For more experienced investors, there are also decentralized exchanges available that offer derivatives trading. Like traditional derivatives, the cryptocurrency exchanges offering the service act primarily as intermediaries, but the process is slightly different on decentralized exchanges. This is because they use smart contracts instead of a broker and derivative contracts are settled when the terms of the contract are met.

Synthetix is ​​currently one of the most popular decentralized exchanges, and its total closed value surged to $ 1 billion in 2020 before a sharp sector-wide correction resulted in a decline in TVL and daily active users on most DEXs. …

General locked value in Synthetix. Source: DeFi Pulse
The exchange allows users to create a tool called “Synth” that can track gold, fiat currencies and cryptocurrencies. It also allows you to create assets that track the price of an asset in the opposite direction.
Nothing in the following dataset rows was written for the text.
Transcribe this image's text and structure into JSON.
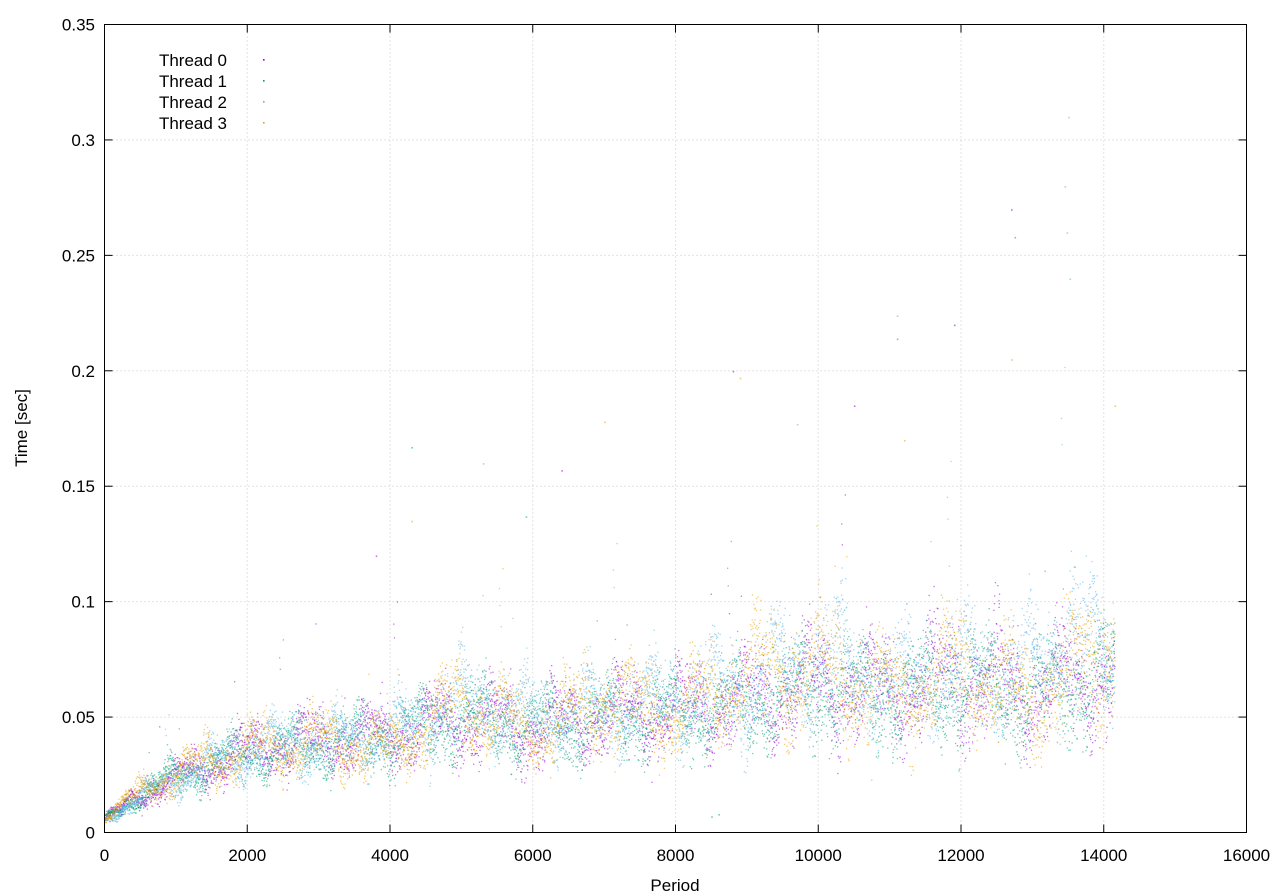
{
  "chart_data": {
    "type": "scatter",
    "title": "",
    "xlabel": "Period",
    "ylabel": "Time [sec]",
    "xlim": [
      0,
      16000
    ],
    "ylim": [
      0,
      0.35
    ],
    "xticks": [
      0,
      2000,
      4000,
      6000,
      8000,
      10000,
      12000,
      14000,
      16000
    ],
    "yticks": [
      0,
      0.05,
      0.1,
      0.15,
      0.2,
      0.25,
      0.3,
      0.35
    ],
    "xtick_labels": [
      "0",
      "2000",
      "4000",
      "6000",
      "8000",
      "10000",
      "12000",
      "14000",
      "16000"
    ],
    "ytick_labels": [
      "0",
      "0.05",
      "0.1",
      "0.15",
      "0.2",
      "0.25",
      "0.3",
      "0.35"
    ],
    "grid": true,
    "legend_position": "top-left",
    "point_count_per_series": 14150,
    "series": [
      {
        "name": "Thread 0",
        "color": "#9400d3",
        "trend": [
          [
            0,
            0.006
          ],
          [
            500,
            0.016
          ],
          [
            1000,
            0.024
          ],
          [
            2000,
            0.036
          ],
          [
            3000,
            0.04
          ],
          [
            4000,
            0.043
          ],
          [
            5000,
            0.05
          ],
          [
            6000,
            0.045
          ],
          [
            7000,
            0.052
          ],
          [
            8000,
            0.054
          ],
          [
            9000,
            0.058
          ],
          [
            10000,
            0.065
          ],
          [
            11000,
            0.062
          ],
          [
            12000,
            0.068
          ],
          [
            13000,
            0.062
          ],
          [
            14000,
            0.07
          ],
          [
            14150,
            0.07
          ]
        ],
        "outliers": [
          [
            3800,
            0.12
          ],
          [
            6400,
            0.157
          ],
          [
            8800,
            0.2
          ],
          [
            10500,
            0.185
          ],
          [
            11900,
            0.22
          ],
          [
            12700,
            0.27
          ]
        ]
      },
      {
        "name": "Thread 1",
        "color": "#009e73",
        "trend": [
          [
            0,
            0.006
          ],
          [
            500,
            0.017
          ],
          [
            1000,
            0.025
          ],
          [
            2000,
            0.035
          ],
          [
            3000,
            0.038
          ],
          [
            4000,
            0.042
          ],
          [
            5000,
            0.051
          ],
          [
            6000,
            0.047
          ],
          [
            7000,
            0.05
          ],
          [
            8000,
            0.052
          ],
          [
            9000,
            0.056
          ],
          [
            10000,
            0.063
          ],
          [
            11000,
            0.06
          ],
          [
            12000,
            0.066
          ],
          [
            13000,
            0.06
          ],
          [
            14000,
            0.068
          ],
          [
            14150,
            0.068
          ]
        ],
        "outliers": [
          [
            4300,
            0.167
          ],
          [
            5900,
            0.137
          ],
          [
            8500,
            0.007
          ],
          [
            8600,
            0.008
          ],
          [
            11100,
            0.214
          ],
          [
            12750,
            0.258
          ]
        ]
      },
      {
        "name": "Thread 2",
        "color": "#56b4e9",
        "trend": [
          [
            0,
            0.006
          ],
          [
            500,
            0.016
          ],
          [
            1000,
            0.024
          ],
          [
            2000,
            0.036
          ],
          [
            3000,
            0.039
          ],
          [
            4000,
            0.044
          ],
          [
            5000,
            0.058
          ],
          [
            6000,
            0.05
          ],
          [
            7000,
            0.054
          ],
          [
            8000,
            0.058
          ],
          [
            9000,
            0.062
          ],
          [
            10000,
            0.078
          ],
          [
            11000,
            0.066
          ],
          [
            12000,
            0.07
          ],
          [
            13000,
            0.07
          ],
          [
            13500,
            0.09
          ],
          [
            14000,
            0.075
          ],
          [
            14150,
            0.075
          ]
        ],
        "outliers": [
          [
            5300,
            0.16
          ],
          [
            9700,
            0.177
          ],
          [
            11100,
            0.224
          ],
          [
            13500,
            0.31
          ],
          [
            13450,
            0.28
          ],
          [
            13480,
            0.26
          ],
          [
            13520,
            0.24
          ]
        ]
      },
      {
        "name": "Thread 3",
        "color": "#e69f00",
        "trend": [
          [
            0,
            0.007
          ],
          [
            500,
            0.018
          ],
          [
            1000,
            0.026
          ],
          [
            2000,
            0.037
          ],
          [
            3000,
            0.04
          ],
          [
            4000,
            0.036
          ],
          [
            5000,
            0.058
          ],
          [
            6000,
            0.044
          ],
          [
            7000,
            0.058
          ],
          [
            8000,
            0.052
          ],
          [
            9000,
            0.07
          ],
          [
            10000,
            0.072
          ],
          [
            11000,
            0.06
          ],
          [
            12000,
            0.072
          ],
          [
            13000,
            0.058
          ],
          [
            14000,
            0.08
          ],
          [
            14150,
            0.08
          ]
        ],
        "outliers": [
          [
            4300,
            0.135
          ],
          [
            7000,
            0.178
          ],
          [
            8900,
            0.197
          ],
          [
            11200,
            0.17
          ],
          [
            12700,
            0.205
          ],
          [
            14150,
            0.185
          ]
        ]
      }
    ]
  }
}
Platform users can also participate in using the original SNX token as collateral to raise new funds, and as with Uniswap, those who provide the funds are rewarded as a fraction of the currency transaction fees.

Those familiar with DEX, such as Uniswap, know that literally anyone can contribute a new asset, which, in the case of derivatives, means that any underlying asset can be converted into a derivative.

These platforms allow users to trade derivatives without having to deposit money to any central platform and are not required to complete KYC procedures.

While some investors avoid KYC and tax compliance, this is a major concern for crypto service providers. Compliance is an issue for centralized crypto service providers, not DEX, according to Molly Wintermott, an anonymous developer credited with creating Hegic DEX.

When asked how DEX can meet the requirements of financial regulators, Wintermott simply explained in unique slang that:

“They can not. This is a new level of financial infrastructure, not the addition of 2z to the current economic system. It’s like TCP / IP or FTP, not the first decentralized crypto exchange. You Can’t Stop The Z-Code Or Block The Internet “Unless the public blockchain is open and open. So it is almost impossible to ban decentralized derivative protocols.”
Wintermott also explained that decentralized financial derivatives are attractive to a certain group of investors for the following reasons:

Trading without storage (protocol / people do not store money, as money is allocated in smart contracts) The settlement is confirmed in the chain (there is no way to manipulate 2 derivatives; 8z is cheap, and there are no trading algorithms close to the original ones, which only exchange owners know how it works 2 / maniple8 Higher liquidity (peer pool / peer pool model can provide lower margins and better terms of use).
According to Wintermute, the number of investors who actually use DEX is very small in comparison.